Pour gérer le cycle de vie des documents administratifs, il faut mettre les bœufs devant la charrue et non l’inverse. C’est une vérité de La Palice. D’abord, il est insensé d’établir des règles de conservation (durée et sort final : à archiver pour une conservation permanente ou à détruire) pour chacun des types de documents qu’une organisation produit, reçoit ou expédie. Sachant que les documents qui ont des liens entre eux constituent des dossiers physiques, technologiques ou le plus souvent hybrides et que ces dossiers existent généralement en séries composées de 1 à x dossiers, c’est pour chacune de ces séries que l’on doit établir le profil de conservation et le sort final à la fin de leur utilité administrative, financière ou juridique.
Pour y arriver de façon méthodique, c’est à partir du schéma de classification hiérarchique des documents administratifs qui représente l’ensemble des séries de dossiers pris en charge par le système de gestion documentaire qu’on peut facilement y arriver. À chaque rubrique de l’arborescence de classification sa règle de conservation (exemplaire principal associé à un détenteur – exemplaires secondaires des autres détenteurs – supports d’information). Si la structure classificatoire est composée de 300 rubriques, on aura autant de règles de conservation dont, il va sans dire, plusieurs semblables pour un certain nombre de séries de dossiers. Une telle approche devient très facilement automatisable : en enregistrant le schéma de classification et les règles de conservation associées dans une solution logicielle de Gestion intégrée des documents (GID), le calcul de la durée de vie et la mention de sort final officiel sont effectués automatiquement lors de l’enregistrement de chacun des dossiers. Les documents composant chaque dossier, élément d’une série de dossiers, qu’ils soient en format papier ou technologiques, héritent des informations de gestion de leur cycle de vie. Le tout est entièrement transparent pour l’ensemble des utilisateurs.

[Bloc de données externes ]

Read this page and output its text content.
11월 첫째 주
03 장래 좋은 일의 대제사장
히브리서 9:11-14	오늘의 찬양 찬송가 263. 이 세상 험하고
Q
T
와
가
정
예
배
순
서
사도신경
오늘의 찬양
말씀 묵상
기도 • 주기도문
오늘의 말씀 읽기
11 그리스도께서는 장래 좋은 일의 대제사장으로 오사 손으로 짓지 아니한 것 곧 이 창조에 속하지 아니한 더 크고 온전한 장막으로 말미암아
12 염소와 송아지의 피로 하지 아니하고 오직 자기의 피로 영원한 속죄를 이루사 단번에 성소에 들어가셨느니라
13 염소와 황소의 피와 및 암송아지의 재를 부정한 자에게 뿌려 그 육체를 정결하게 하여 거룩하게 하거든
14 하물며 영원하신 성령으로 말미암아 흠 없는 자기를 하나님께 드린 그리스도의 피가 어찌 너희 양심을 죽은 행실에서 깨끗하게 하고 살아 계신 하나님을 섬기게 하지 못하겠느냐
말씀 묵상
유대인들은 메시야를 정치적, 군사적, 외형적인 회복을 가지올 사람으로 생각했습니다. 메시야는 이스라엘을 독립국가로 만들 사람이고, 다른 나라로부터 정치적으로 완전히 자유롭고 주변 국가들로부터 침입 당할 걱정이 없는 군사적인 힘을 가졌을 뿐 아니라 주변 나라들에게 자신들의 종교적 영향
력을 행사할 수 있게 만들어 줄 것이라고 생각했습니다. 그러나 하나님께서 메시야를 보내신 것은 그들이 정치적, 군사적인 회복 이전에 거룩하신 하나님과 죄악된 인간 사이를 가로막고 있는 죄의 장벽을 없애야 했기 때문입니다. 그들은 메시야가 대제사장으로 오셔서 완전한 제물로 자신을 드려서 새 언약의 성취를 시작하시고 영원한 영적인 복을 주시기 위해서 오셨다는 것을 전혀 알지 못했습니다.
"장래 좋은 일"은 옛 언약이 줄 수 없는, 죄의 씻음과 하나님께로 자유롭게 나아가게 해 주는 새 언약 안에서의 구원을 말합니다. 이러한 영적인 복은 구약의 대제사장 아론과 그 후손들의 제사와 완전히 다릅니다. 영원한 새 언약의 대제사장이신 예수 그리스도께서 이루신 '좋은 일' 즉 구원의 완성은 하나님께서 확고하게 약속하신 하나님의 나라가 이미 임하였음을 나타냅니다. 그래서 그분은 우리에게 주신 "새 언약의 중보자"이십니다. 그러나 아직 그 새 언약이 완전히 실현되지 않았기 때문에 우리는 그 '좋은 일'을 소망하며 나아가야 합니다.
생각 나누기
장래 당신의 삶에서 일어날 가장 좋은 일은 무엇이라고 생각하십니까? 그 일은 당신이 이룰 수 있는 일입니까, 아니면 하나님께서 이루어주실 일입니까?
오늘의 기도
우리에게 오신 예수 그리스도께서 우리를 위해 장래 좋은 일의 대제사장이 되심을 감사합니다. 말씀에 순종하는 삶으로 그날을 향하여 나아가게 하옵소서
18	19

Plutôt que d’exiger qu’on associe document ou dossier à une règle de conservation (ce qui peut se concrétiser par des choix arbitraires individuels) dans un souci d’archivage des documents de conservation permanente, il est préférable de mettre l’accent sur la structuration de l’information portée par tout type de support en constituant d’abord des dossiers pour lesquels le cycle de vie a été initialement planifié, adopté, approuvé et officialisé. Car il ne faut surtout pas oublier que l’objectif d’un système de gestion documentaire (« Records Management » est de « donner accès aux personnes accréditées à toute l’information pertinente portée sur un support ». « Donner accès » à partir d’une structure organisationnelle de dossiers (schéma de classification) à « toute l’information pertinente » grâce à l’application facile des règles de conservation qui assurent la destruction des documents et des dossiers devenus inutiles.
Cette approche qui a fait ses preuves au Québec depuis près de 30ans ans s’inscrit dans une démarche de gestion qui propose d’investir d’abord dans la planification des activités (élaboration du schéma de classification et des règles de conservation), puis dans l’organisation de celles-ci (intégration du schéma est des règles dans une solution logicielle de gestion documentaire) pour en assurer l’administration (application, au moment voulu, du schéma et du calendrier de conservation) et être en mesure d’évaluer et de contrôler les résultats attendus.
Dans le métier, il émerge régulièrement de nouvelles théories et méthodes individuelles parfois qualifiées de révolutionnaires, quelquefois loufoques, par leurs auteurs. L’innovation a sa place si elle améliore des pratiques actuelles non efficientes. Il faut toutefois éviter d’échafauder des modèles de travail illogiques et incontrôlables qui correspondraient à placer la charrue devant les bœufs, au risque de mettre en péril la récolte des bénéfices escomptés.